Es wäre nicht das erste Mal, dass plötzliche Hoffnungen auf einen Durchbruch ins Leere
laufen. Erdogan hat angekündigt, dass die Türkei Enteignungen von christlichen Gemeinden
und von Christen rückgängig machen oder die Betroffenen gerecht entschädigen werde.
Es geht um die Immobilien nichtmuslimischer religiöser Stiftungen, die seit 1936 von
Ankara enteignet wurden.
Die Internationale Gesellschaft für Menschenrechte
(IGFM) rät zu äußerster Zurückhaltung, dem Versprechen Erdogan Glauben zu schenken.
Der Verband hält es nämlich für möglich, dass der Premier mit dieser Ankündigung „die
Enteigneten zum Warten und Stillhalten verpflichtet habe“. Nach den jährlichen Verurteilungen
durch den Europäischen Menschenrechtsgerichtshof habe es der türkischen Regierungdoch
schon „ seit Jahren frei gestanden, Enteignungen rückgängig zu machen“. Stattdessen
seien jedoch „die früheren Besitzer mit minderwertigem Boden für teure Stadtgrundstücke
abgespeist oder vertröstet“ worden. „Wer und was soll Erdogan hindern, so fortzufahren?“,
fragt der in Göttingen angesiedelte Verband.
Die Europäische Union hingegen
hat Erdogans Erlass, der am Samstag offiziell veröffentlicht wurde, begrüßt; sie will
seine Umsetzung allerdings genau beobachten. Schließlich geht es hier auch um eines
der bisher größten Hindernisse bei den Beitrittsverhandlungen zwischen der Türkei
und der EU. Ein Stiftungsgesetz hatte 2008 zwar eine Rückgabe von enteignetem Stiftungsbesitz
möglich gemacht, doch kam es bisher bei der Realisierung immer wieder zu bürokratischen
Hürden. Nach offiziellen Angaben haben Christen und Juden seit Inkrafttreten des Stiftungsgesetzes
insgesamt 1.400 Anträge auf Rückerstattung von Immobilien gestellt. Das neue Dekret
soll die Rückgabe von 370 weiteren Objekten möglich machen. Die nationalistische Rechte
in der Türkei protestiert gegen jedwede „Privilegien“ für Nichtmuslime.
Der
Türkei-Experte von missio Aachen, Otmar Oehring, spricht von einem mutigen Schritt
der Regierung. „Wenn wir das, was dort angekündigt wird, demnächst tatsächlich als
Rechtsverordnung sehen, wäre es mutig und auch überraschend“, so der Referent des
kirchlichen Hilfswerks.
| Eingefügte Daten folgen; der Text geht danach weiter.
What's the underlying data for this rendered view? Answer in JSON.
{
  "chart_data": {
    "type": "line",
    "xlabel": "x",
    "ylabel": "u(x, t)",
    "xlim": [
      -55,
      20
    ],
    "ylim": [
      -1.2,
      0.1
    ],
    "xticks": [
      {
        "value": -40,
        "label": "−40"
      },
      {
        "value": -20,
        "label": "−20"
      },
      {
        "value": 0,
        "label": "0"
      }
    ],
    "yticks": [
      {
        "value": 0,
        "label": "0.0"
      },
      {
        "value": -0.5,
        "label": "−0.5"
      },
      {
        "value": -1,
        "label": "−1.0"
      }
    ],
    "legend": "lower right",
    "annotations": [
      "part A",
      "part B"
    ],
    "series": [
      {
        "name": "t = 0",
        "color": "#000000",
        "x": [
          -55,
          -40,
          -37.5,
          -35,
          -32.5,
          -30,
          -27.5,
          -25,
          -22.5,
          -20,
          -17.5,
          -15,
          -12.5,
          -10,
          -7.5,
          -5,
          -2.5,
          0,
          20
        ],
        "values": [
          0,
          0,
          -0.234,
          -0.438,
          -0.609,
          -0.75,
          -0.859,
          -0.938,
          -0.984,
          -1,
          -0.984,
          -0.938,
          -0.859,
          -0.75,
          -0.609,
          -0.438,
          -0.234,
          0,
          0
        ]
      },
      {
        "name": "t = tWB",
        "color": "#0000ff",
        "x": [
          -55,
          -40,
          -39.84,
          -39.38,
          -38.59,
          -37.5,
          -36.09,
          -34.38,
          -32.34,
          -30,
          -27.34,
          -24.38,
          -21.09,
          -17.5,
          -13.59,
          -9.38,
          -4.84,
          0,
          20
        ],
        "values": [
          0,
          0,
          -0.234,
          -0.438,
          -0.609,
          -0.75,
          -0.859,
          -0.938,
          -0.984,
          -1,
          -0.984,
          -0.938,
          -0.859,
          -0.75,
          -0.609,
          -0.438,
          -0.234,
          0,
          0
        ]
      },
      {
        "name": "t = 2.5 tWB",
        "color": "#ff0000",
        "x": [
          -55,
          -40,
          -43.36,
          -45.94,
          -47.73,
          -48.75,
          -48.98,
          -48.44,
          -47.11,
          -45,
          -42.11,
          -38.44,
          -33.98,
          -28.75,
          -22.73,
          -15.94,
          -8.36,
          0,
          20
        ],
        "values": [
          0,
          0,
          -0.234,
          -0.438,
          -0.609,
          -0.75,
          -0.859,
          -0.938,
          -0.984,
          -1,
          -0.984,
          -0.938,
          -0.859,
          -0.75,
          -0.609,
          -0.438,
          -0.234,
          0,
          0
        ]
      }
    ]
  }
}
Allein in Istanbul gehe es um enorme Grundstücks- und Gebäudeflächen.
Noch wichtiger als die geplanten Rückerstattungen von enteigneten Immobilien wären
nach seiner Ansicht Entschädigungszahlungen für jene Liegenschaften, die in der Vergangenheit
an Dritte weiterverkauft worden sind. Türkische Medien schätzten die Gesamtsumme der
Entschädigungen auf umgerechnet rund 700 Millionen Euro. Der griechisch-orthodoxe
Patriarch von Konstantinopel, Bartholomaios I., sagte laut türkischen Medien, die
Türkei sei auf dem richtigen Weg.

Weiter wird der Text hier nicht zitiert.